There are several exceptions
to the general rule of dual,
reciprocal innervation.
• Most innervated blood vessels (arterioles and
veins) receive only sympathetic nerve fibers.
• Most sweat glands are innervated only by
sympathetic nerves.
• Both ANS subdivisions stimulate the activity
of salivary glands.
• As another exception, the adrenal medulla is
a gland that evolved from postganglionic
neurons.
Each autonomic
neurotransmitter binds to
several different receptors.
• Cholinergic receptors bind to ACh.
– Nicotinic receptors are found on the postganglionic cells bodies of
all autonomic ganglia. These ganglia are found where the
preganglionic neuron signals the postganglionic neuron.
– Muscarinic receptors bine to ACh from parasympathetic
postganglionic nerve fibers.
• Adrenergic receptors bind to norepinephrine and epinephrine
from sympathetic postganglionic fibers.
– Activation of alpha 1 receptors usually produces an excitatory
response in the effector. Activation of alpha 2 receptors usually
produce an inhibitory response
– Beta 1 receptors are found mainly in the heart. They cause an
excitatory response. The response to beta 2 receptor activation is
general inhibitory.
Certain drugs selectively
enhance or mimic autonomic
responses. They are
agonists.
• Other drugs block autonomic
responses. They are antagonists.
• Autonomic activities are controlled by
different areas of the CNS. They
include the spinal cord, medulla,
hypothalamus, and prefrontal
association cortex.
The somatic nervous system signals
skeletal muscles. One axon in its
nerves from the spinal cord terminate
on skeletal muscles.
• Acetylcholine is the terminal neurotransmitter at the
neuromuscular junction. This junction is where the axon of a
somatic efferent neuron signals a skeletal muscle fiber (cell).

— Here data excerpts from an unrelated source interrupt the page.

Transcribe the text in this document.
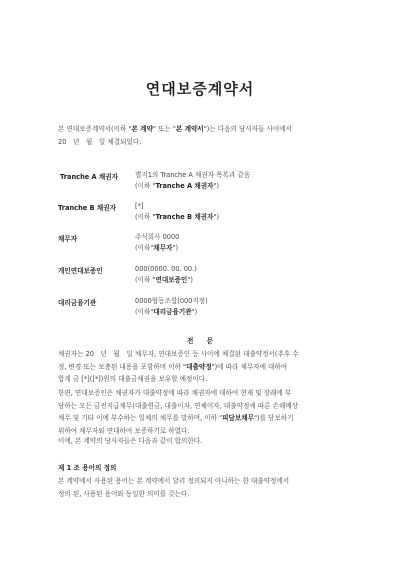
연대보증계약서
본 연대보증계약서(이하 "본 계약" 또는 "본 계약서")는 다음의 당사자들 사이에서
20　년　월　일 체결되었다.
Tranche A 채권자	별지1의 Tranche A 채권자 목록과 같음
(이하 "Tranche A 채권자")
Tranche B 채권자	[*]
(이하 "Tranche B 채권자")
채무자	주식회사 0000
(이하"채무자")
개인연대보증인	000(0000. 00. 00.)
(이하 "연대보증인")
대리금융기관	0000협동조합(000지점)
(이하"대리금융기관")
전　　문
채권자는 20　년　월　일 채무자, 연대보증인 등 사이에 체결된 대출약정서(추후 수
정, 변경 또는 보충된 내용을 포함하며 이하 "대출약정")에 따라 채무자에 대하여
합계 금 [*]([*])원의 대출금채권을 보유할 예정이다.
한편, 연대보증인은 채권자가 대출약정에 따라 채권자에 대하여 현재 및 장래에 부
담하는 모든 금전지급채무(대출원금, 대출이자, 연체이자, 대출약정에 따른 손해배상
채무 및 기타 이에 부수하는 일체의 채무를 말하며, 이하 "피담보채무")를 담보하기
위하여 채무자와 연대하여 보증하기로 하였다.
이에, 본 계약의 당사자들은 다음과 같이 합의한다.
제 1 조 용어의 정의
본 계약에서 사용된 용어는 본 계약에서 달리 정의되지 아니하는 한 대출약정에서
정의 된, 사용된 용어와 동일한 의미를 갖는다.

– The axon terminates at a terminal button. The motor end plate is
the specialized part of the muscle cell membrane facing the
terminal button.
• Somatic motor neurons are the final common pathway. Skeletal
muscle activity can be affected only by acting on these motor
neurons.
– See Fig. 7-5
Acetylcholine is released at
the neuromuscular junction.
• An action potential at the axon terminal opens voltage-gated
calcium channels in the terminal button. Calcium ions diffuse
into the terminal button from the ECF.
• By this calcium influx, acetylcholine is released by exocytosis
from vesicles in the terminal button.
• Acetylcholine diffuses through the space between the nerve cell
and muscle cell.
• This neurotransmitter binds to receptor sites on the motor end
plate of the muscle cell membrane.
• This binding opens channels for sodium influx into the ICF of the
muscle cell.
• This produces a local current flow that opens adjacent sodium
channels in the motor end plate.
• An action potential is initiated through the muscle fiber.
– See Figure 7-6
Acetylcholinesterase destroys
acetylcholine. This terminates
the action potential and
response of the muscle cell.
• The neuromuscular junction is vulnerable to
several chemical agents and diseases.
• Examples are:
– Two toxins, black widow spider venom and
botulinum toxin, alter the release of acetylcholine.
– Curare blocks the effect of released acetylcholine.